Later this year, Scotland will vote on whether to stay in the United Kingdom or to leave and become an independent state. This may be of little importance to the ordinary Englishman in the street, but here are a few thoughts that Joe Public may be having.
One thing that rang alarm bells for the man in the street was when the Government declared they would honour the Scottish bit of the national debt. Hopefully this means that only the existing national debt will be covered, but this could look remarkably like the Government selling out the English taxpayer and agreeing to underwrite Scottish debt if, after independence, they do a Gordon Brown and spend money like a drunken sailor on shore leave. While they would be responsible for their current account, their debt might have an impact on Sterling, which would impact the remainder of the UK. The fact that the Scots agreed to this shows that, privately, they are not that sure about their economic strength after independence as they pretend to be in public.
On the subject of the national debt, Alex Salmond talked about agreeing a formula for the Scottish bit of it by looking at how the debt was incurred. Well how about this for a formula? My tongue in cheek proposal is that they take the sum of the national debt in 1997, when a Scot took over as Chancellor of the Exchequer, and subtract it from the national debt in 2010, when the Scots relinquished the Chancellorship, and the Scots pay the difference. This way, the Scots can assume responsibility for the mismanagement of the national economy by Gordon Brown and Alistair Darling.
However, the thing that is totally baffling is the Scottish insistence that an independent Scotland will remain within the EU. If the same people that are making most of their laws now continue making most of their laws after independence, and the English still have significant economic control through Sterling, then what sort of independence is that? The high panjandrums of the EU say that an independent Scotland will not be an automatic EU member. This could be interpreted as saying that the EU will hold the Scottish feet to the fire if they want to be readmitted, and the Scots may find that their oil and gas becomes an EU “shared natural resource”, which is another way of saying that Scottish revenues will be appropriated by the EU to prop up the bankrupt countries of the Eurozone. The Schengen Protocol requires all new EU member states to sign up to Schengen, so, if Schengen is applied to Scotland, border controls between mainland Europe and Scotland will be abolished. This means that the English would have to fortify the English/Scottish border in order to keep out all the illegal immigrants that would flood into independent Scotland as a back door to England. Unfortunately, Hadrian’s Wall does not align with the present day border.

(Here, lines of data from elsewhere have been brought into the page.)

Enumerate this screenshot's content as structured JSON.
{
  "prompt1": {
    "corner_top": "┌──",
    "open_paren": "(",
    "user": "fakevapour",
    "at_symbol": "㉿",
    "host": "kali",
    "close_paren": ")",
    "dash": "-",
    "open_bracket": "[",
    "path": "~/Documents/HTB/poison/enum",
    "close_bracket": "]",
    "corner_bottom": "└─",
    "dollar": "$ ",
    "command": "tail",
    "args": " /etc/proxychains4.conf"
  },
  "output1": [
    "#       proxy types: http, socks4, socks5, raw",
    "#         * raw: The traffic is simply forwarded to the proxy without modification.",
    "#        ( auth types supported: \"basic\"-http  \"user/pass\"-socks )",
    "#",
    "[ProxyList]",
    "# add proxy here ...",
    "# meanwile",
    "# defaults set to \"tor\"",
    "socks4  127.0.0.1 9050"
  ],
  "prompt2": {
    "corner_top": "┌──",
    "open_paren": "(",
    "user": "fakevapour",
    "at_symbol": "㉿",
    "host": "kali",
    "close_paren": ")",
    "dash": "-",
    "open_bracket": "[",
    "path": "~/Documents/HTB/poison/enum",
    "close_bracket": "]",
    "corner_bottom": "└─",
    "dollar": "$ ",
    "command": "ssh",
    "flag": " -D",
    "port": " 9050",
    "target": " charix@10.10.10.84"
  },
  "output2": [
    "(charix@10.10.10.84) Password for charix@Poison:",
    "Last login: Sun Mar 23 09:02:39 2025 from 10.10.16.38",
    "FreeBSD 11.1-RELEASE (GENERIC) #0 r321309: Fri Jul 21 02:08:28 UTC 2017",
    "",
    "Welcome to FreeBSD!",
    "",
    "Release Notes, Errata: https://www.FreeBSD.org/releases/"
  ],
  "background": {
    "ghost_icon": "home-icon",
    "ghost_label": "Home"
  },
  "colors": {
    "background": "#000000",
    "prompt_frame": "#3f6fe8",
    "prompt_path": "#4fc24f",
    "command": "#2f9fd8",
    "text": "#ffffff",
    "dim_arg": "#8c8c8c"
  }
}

The pros and cons of Scottish independence can be argued till the cows come home, and just a few of the points have been raised here. Thinking with my head (or rather with my wallet!), if the Scottish demands on the English taxpayer’s purse cease, this can only be good for England. Labour governments in particular have lavished English largesse on the Scots, because Scottish Labour MPs keep British Labour governments in power. Maybe Scottish independence will mean that some English old folks can have free social care, and some English youngsters can have a free higher education. The loss of Scottish Labour MPs will also mean that we would be unlikely to have to suffer an English Labour government for quite some time. However, thinking with my heart, we have been in this national marriage for over three hundred years, and it has been one of the most successful unions ever. I would be sorry to see it end.